The first-known Seventh-day Adventist in Colorado was a young girl who traveled across the Kansas plains in a covered wagon in the 1860s.* She found work in the home of a Denver family, eventually marrying a miner named Shaw. They made their home in Golden.

Others followed—Mrs. Amy Dartt, who came from the 1844 Movement and settled in Boulder, and Mrs. Cora M. Thayer (later Mrs. Cora M. Jones), a long-time member of the Longmont church who eventually settled in Georgetown.

These three women were lights among the scattered mining towns and ignited other flames in the region.

After Elder J. O. Corliss held tent evangelism meetings in Boulder in the late 1870s, a congregation was established in this Old West territory. Another was organized in Longmont in early 1880, quickly followed by another in Denver with 21 charter members and with E.R. Jones as pastor.

In 1872, James and Ellen White traveled to Colorado to enjoy its beautiful scenery and invigorating mountain air and to recoup their health. They stayed in a cabin at 11,000 feet and so enjoyed their time that, according to Boulder County records, they purchased a 320-acre tract, which became a retreat for the White family.

The General Conference encouraged the creation of city missions during the 1880s and several were established, among them a city medical mission and workingmen’s home, a rescue home for women, a Bible school, and vegetarian cafés in Denver and Colorado Springs. These cafes were flourishing as late as 1902.

The Colorado Conference was organized in1882 when the General Conference recognized enough interest. It included Northwest New Mexico’s San Juan County, an easier drive from Colorado than from Texas in the Texico Conference. It was reorganized February 8, 1981 when it merged with Wyoming Conference and became the Rocky Mountain Conference.

The current office location was opened January 1, 1958 on S. Downing Street across from Porter Adventist Hospital which had occupied its facility since 1930.

Today, the Rocky Mountain Conference is one of 601 world-wide local conferences and home to 17,642 Seventh- day Adventists.
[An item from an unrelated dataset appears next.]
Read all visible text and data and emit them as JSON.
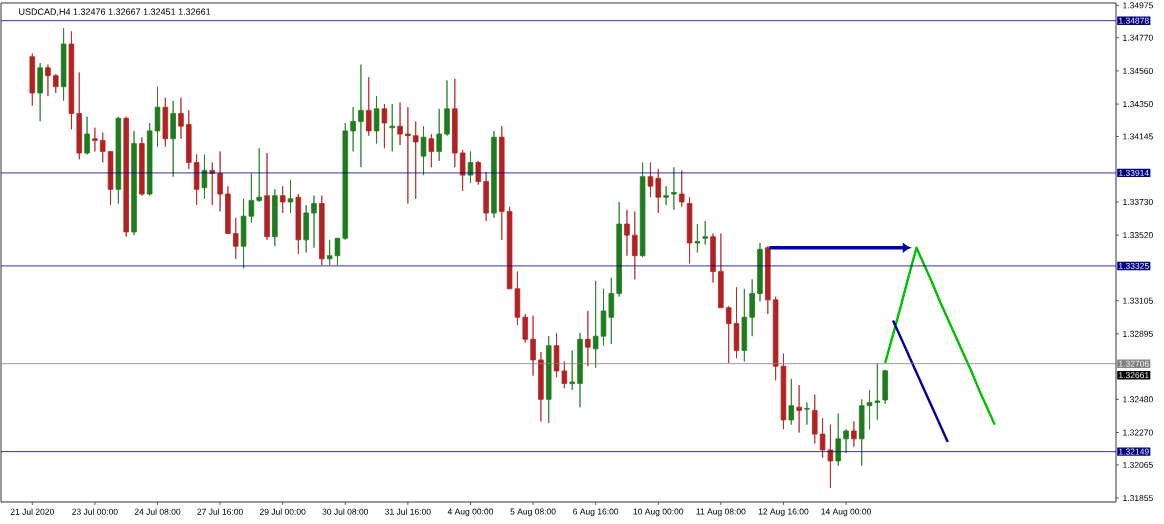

A part of the 1.2 million members comprising the North American Division, it is made up of 129 churches, companies and groups, two camp retreat centers, and 23 schools, which provide a Christian education to more than 800 students. [Carol Bolden]

*Information taken from “History of the Boulder Seventh-day Adventist Church” in the files of the Boulder Daily Camera, and Seventh-day Adventist Encyclopedia, vol. 10.